The SCLC hosted an awards banquet and celebration at the Sheraton Grand Ballroom celebration, entitled “A Golden Halo Commemoration Fit For A King,” and honored the slain civil rights leader’s legacy by recognizing individuals who have continued doing his work.

2018 Award Recipients included Cook; Woke Vote Founder, DeJuana Thompson; Hispanic Interest Coalition of Alabama President, Isabel Rubio; and Birmingham Business Resource Center President, Robert Dickerson.

Cook also attended a symposium hosted by the SCLC at Birmingham’s Sixth Avenue Baptist Church. The symposium, “Economic Justice and Transformative Innovation: Acknowledging the Past While Advancing the Future” hosted 250 high school students from the Jefferson County area.

Students learned how they can develop STREAM (Science, Technology, Reading, Engineering, Art, and Math) skills, and be inspired by leaders discussing the topics of economic justice and transformative innovation.

Cook is an avid follower of Dr. King’s teachings, often quoting the civil rights leader in tweets and interviews.
“It’s an honor to be in Birmingham celebrating Dr. King’s life today,” Cook wrote on Twitter, adding an abbreviated quote from a letter by King while he was in Birmingham Jail in 1963.
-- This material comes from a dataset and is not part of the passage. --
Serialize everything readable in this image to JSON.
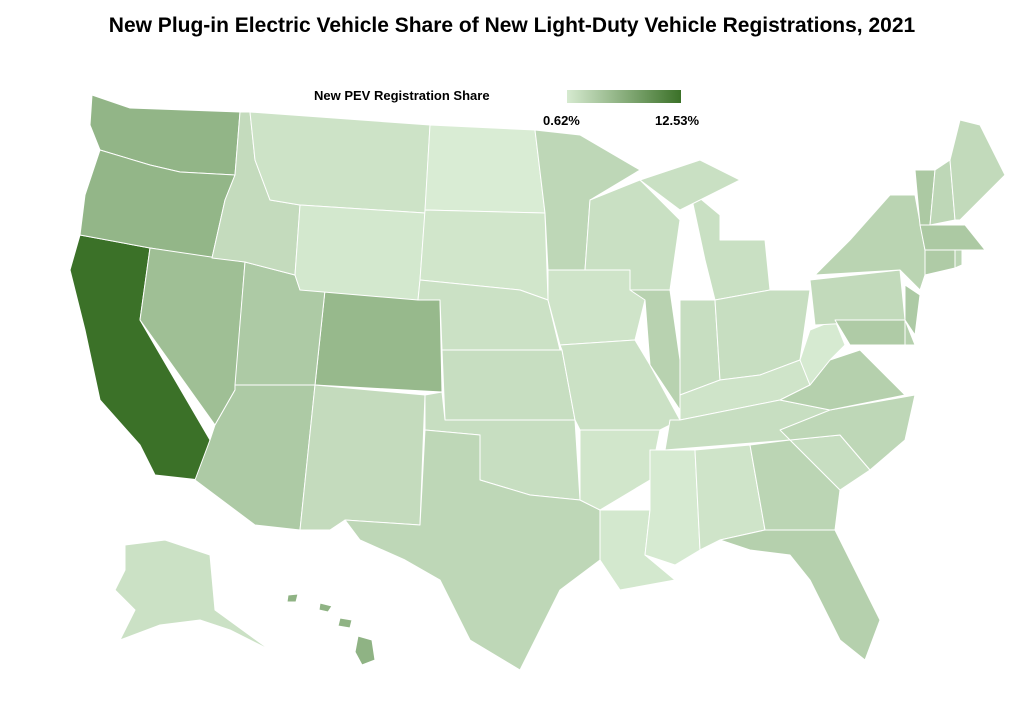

Touching on student activism related to the Parkland, Fla., school shooting, Cook praised recent efforts, saying young people are “not stuck with old dogmas. They are not fighting these ancient fights. They don’t accept ‘it’s never been done before.’ They don’t accept ‘it can’t be done.’ They don’t accept it ‘don’t work life that.'”
Cook also visited Lawson State Community College during his time in Birmingham. In another Twitter post, Cook can be seen watching students as they worked on iMacs.

The CEO from Mobile, Ala. is a graduate of Auburn University. He’s also a well-known backer of socially liberal causes such as LGBT rights and workplace diversity.